The features of Kumari Kantam were referred by Adiyarku Nallar, the commenter of Silapathikaram. Kumari Kantam was having a breadth of 700 kavatam south of Cape Kumari containing 49 principalities, 2 rivers called Pakurli and Kumari flowed there and it also had a bill called Kumari Koodu. The major cities in Kumari Kantam were Thenmadurai and Kapatipuram. This was also referred to in Tholkappia Orrai of Ilam Pooranar Nachinarkku Iniyan Payrasiriyar.

The Tamil Scholar V.G. Suryanaryana Sastri, Abrham Pandithar, lament about the loss of works such as Mudunarai, Mudukurugu, etc, which had been swalloed by the ocean. These are derived from the fact that several poems in the Sangam anthology of later age refer to oceanic threat and consequent loss of lands and lives.

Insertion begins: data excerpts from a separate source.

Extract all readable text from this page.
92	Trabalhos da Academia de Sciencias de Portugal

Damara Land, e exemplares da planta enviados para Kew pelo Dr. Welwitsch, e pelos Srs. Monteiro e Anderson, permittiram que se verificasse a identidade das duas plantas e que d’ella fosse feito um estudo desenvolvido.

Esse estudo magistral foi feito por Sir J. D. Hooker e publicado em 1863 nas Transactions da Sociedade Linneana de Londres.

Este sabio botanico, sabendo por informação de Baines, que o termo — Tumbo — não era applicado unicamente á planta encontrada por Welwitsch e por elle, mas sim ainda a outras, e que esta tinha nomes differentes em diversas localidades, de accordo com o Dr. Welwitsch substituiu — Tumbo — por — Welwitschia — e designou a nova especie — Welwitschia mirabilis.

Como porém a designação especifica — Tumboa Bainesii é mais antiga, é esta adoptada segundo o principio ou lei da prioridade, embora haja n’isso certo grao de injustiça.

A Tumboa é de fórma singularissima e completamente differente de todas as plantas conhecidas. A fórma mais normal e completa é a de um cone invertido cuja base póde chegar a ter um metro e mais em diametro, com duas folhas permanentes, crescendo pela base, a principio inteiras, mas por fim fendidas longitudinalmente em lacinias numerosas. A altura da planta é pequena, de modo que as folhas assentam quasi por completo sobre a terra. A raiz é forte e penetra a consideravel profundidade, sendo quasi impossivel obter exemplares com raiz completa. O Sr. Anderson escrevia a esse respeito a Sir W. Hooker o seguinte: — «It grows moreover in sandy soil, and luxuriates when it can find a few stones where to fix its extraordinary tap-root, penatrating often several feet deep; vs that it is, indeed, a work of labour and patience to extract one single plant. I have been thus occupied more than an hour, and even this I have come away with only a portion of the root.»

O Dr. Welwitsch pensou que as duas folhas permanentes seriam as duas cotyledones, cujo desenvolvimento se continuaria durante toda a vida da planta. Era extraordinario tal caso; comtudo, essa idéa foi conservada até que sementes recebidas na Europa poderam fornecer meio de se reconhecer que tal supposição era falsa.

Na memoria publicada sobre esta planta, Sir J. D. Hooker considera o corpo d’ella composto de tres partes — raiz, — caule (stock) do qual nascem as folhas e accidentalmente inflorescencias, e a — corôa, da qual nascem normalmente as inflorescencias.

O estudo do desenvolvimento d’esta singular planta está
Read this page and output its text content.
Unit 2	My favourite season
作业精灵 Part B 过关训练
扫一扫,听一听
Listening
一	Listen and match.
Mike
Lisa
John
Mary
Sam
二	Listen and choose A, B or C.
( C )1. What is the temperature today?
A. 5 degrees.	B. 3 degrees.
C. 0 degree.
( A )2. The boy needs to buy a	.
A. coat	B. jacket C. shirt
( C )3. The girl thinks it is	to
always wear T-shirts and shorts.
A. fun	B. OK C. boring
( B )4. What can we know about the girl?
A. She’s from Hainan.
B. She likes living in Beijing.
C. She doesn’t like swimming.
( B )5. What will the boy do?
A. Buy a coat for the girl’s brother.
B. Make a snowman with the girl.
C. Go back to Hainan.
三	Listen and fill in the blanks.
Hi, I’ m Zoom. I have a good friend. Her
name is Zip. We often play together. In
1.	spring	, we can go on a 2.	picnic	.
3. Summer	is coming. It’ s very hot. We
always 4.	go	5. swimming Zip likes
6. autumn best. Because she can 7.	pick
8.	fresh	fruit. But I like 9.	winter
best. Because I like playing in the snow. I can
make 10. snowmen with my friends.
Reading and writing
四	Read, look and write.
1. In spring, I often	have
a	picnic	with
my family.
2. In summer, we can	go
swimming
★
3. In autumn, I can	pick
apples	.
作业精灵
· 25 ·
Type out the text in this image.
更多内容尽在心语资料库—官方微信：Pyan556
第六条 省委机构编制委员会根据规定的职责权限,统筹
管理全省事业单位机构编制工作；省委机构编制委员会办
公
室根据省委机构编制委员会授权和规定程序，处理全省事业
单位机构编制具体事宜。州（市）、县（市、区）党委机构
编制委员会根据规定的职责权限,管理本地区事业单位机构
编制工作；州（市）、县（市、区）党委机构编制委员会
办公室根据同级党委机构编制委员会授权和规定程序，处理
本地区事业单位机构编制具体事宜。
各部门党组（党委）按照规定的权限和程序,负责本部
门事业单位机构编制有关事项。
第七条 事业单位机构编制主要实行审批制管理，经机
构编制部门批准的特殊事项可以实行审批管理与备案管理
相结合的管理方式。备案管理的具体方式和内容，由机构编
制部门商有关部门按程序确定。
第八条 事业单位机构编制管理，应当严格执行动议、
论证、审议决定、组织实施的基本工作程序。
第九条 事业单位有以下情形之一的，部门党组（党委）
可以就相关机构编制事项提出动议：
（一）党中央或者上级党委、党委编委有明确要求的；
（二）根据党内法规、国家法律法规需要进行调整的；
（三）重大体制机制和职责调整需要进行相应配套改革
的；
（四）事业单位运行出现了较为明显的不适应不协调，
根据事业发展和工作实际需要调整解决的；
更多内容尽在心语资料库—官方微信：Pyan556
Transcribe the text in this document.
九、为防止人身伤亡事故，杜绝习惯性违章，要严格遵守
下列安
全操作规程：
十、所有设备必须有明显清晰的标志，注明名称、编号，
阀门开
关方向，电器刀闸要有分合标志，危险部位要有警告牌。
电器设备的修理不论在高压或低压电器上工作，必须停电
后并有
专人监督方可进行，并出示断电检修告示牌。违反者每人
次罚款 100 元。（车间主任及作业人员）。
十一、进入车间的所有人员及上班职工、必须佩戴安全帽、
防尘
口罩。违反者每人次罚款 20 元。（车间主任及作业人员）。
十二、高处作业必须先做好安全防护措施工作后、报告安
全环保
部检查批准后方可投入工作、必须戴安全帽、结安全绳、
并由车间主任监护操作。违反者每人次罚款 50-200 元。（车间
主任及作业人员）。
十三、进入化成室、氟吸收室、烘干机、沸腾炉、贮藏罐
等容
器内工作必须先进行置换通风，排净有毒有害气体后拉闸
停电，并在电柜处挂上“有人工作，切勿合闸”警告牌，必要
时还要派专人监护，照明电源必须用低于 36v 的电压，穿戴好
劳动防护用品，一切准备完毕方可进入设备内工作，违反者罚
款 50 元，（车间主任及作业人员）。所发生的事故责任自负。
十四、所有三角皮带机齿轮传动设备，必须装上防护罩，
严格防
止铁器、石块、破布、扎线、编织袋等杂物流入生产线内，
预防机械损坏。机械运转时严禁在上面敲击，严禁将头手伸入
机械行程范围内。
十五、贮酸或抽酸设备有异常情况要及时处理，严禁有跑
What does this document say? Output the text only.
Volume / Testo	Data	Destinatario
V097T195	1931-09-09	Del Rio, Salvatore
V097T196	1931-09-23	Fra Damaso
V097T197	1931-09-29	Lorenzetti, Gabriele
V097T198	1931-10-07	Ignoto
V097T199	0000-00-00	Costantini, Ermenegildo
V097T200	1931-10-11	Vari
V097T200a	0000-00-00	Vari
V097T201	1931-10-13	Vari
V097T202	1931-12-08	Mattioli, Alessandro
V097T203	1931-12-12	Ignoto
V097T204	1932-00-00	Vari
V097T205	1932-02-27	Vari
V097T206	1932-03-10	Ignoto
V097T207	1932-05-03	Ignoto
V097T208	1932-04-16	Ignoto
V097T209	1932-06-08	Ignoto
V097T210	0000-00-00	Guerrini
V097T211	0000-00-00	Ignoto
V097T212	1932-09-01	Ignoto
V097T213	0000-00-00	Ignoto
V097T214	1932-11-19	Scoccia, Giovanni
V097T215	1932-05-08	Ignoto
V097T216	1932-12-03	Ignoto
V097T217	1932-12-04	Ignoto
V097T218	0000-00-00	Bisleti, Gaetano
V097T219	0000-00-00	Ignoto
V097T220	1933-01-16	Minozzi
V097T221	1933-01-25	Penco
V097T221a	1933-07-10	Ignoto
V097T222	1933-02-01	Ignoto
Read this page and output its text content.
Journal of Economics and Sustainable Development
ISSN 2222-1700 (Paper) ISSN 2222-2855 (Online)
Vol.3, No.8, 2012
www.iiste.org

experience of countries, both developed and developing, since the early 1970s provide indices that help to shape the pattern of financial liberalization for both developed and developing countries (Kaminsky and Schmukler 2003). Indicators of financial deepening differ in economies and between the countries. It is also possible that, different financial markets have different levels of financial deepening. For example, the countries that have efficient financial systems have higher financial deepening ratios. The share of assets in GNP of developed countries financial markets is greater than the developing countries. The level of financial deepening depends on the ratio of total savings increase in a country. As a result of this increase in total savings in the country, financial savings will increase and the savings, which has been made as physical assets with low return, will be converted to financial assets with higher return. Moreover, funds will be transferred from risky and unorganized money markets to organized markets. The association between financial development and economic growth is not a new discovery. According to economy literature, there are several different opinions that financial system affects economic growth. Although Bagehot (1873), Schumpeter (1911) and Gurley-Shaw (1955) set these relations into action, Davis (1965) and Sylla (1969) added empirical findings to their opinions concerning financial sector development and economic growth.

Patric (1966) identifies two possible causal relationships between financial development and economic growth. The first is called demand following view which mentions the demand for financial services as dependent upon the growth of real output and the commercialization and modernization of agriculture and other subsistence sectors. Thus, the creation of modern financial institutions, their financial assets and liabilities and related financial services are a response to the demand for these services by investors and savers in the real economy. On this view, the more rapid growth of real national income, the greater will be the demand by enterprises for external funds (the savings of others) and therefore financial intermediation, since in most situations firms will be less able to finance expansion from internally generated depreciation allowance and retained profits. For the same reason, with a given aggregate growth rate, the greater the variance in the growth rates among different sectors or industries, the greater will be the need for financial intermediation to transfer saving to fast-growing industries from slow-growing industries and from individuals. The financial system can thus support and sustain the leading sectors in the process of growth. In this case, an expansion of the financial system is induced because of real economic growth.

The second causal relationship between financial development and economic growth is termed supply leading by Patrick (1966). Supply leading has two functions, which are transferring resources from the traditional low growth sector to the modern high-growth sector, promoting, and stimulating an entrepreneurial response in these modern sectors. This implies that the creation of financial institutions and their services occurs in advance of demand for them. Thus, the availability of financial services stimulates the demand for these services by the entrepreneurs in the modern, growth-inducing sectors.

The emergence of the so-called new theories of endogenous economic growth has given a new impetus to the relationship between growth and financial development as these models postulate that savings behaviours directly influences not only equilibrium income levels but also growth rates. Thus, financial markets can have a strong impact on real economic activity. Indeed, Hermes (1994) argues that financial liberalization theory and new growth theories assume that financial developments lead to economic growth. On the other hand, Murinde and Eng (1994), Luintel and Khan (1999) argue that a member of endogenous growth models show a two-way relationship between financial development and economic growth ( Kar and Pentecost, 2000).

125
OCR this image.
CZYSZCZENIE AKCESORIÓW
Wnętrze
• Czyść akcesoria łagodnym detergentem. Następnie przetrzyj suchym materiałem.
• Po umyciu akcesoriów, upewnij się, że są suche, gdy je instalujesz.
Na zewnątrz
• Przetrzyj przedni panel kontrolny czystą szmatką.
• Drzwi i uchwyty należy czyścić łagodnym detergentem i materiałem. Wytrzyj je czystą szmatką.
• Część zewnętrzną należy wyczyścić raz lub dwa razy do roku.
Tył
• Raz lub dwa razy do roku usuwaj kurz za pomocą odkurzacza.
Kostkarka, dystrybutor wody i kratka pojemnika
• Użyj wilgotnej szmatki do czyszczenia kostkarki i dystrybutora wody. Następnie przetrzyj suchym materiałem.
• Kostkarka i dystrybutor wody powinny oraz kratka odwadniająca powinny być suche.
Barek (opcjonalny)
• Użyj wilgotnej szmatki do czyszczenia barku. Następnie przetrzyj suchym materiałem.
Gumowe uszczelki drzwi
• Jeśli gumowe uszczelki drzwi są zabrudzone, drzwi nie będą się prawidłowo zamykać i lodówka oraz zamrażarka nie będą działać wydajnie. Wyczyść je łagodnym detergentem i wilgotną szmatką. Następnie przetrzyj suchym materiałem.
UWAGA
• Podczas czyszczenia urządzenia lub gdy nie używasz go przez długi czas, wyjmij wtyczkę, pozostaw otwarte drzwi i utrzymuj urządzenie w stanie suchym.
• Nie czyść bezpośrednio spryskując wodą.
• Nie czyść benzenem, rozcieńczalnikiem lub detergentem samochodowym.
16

The Tamil Scholar K.Anna poorni delineates the extent of Kumari Kantan as she concludes as Tamilagham “ Today, the Tamilnadu that we inhabit consists of 12 districts within its limits. A few centuries aga. Ceranatu and a part of the Telugu land were part of Tamilnadu. Some thousands of years ago, the northern limit of Tamilnadu extended to the Vindhya mountain and the southern limit extened 700 Kavatam to the south of Cape Kumari which included regions such as Panainatu, mountains such as Kumarik Kotu and Mani Malia, cities such as Muttur and Kapatapuram and rivers such as Pahruli. All these were seized by the ocean, so say scholar. That today’s Indian Ocean was once upon a time a vast landmass and that that is where the man first appears has been stated by several scholars such as Ernst Haeckel and Scott Elliot in their books History of Creation and Lost Lemuria. The landmass called Lemuria is what Tamilians call Kumarinadu. That which is remaining after this ancient landmass was seized by the ocean is the Tamil Mother land in which we reside today with pride.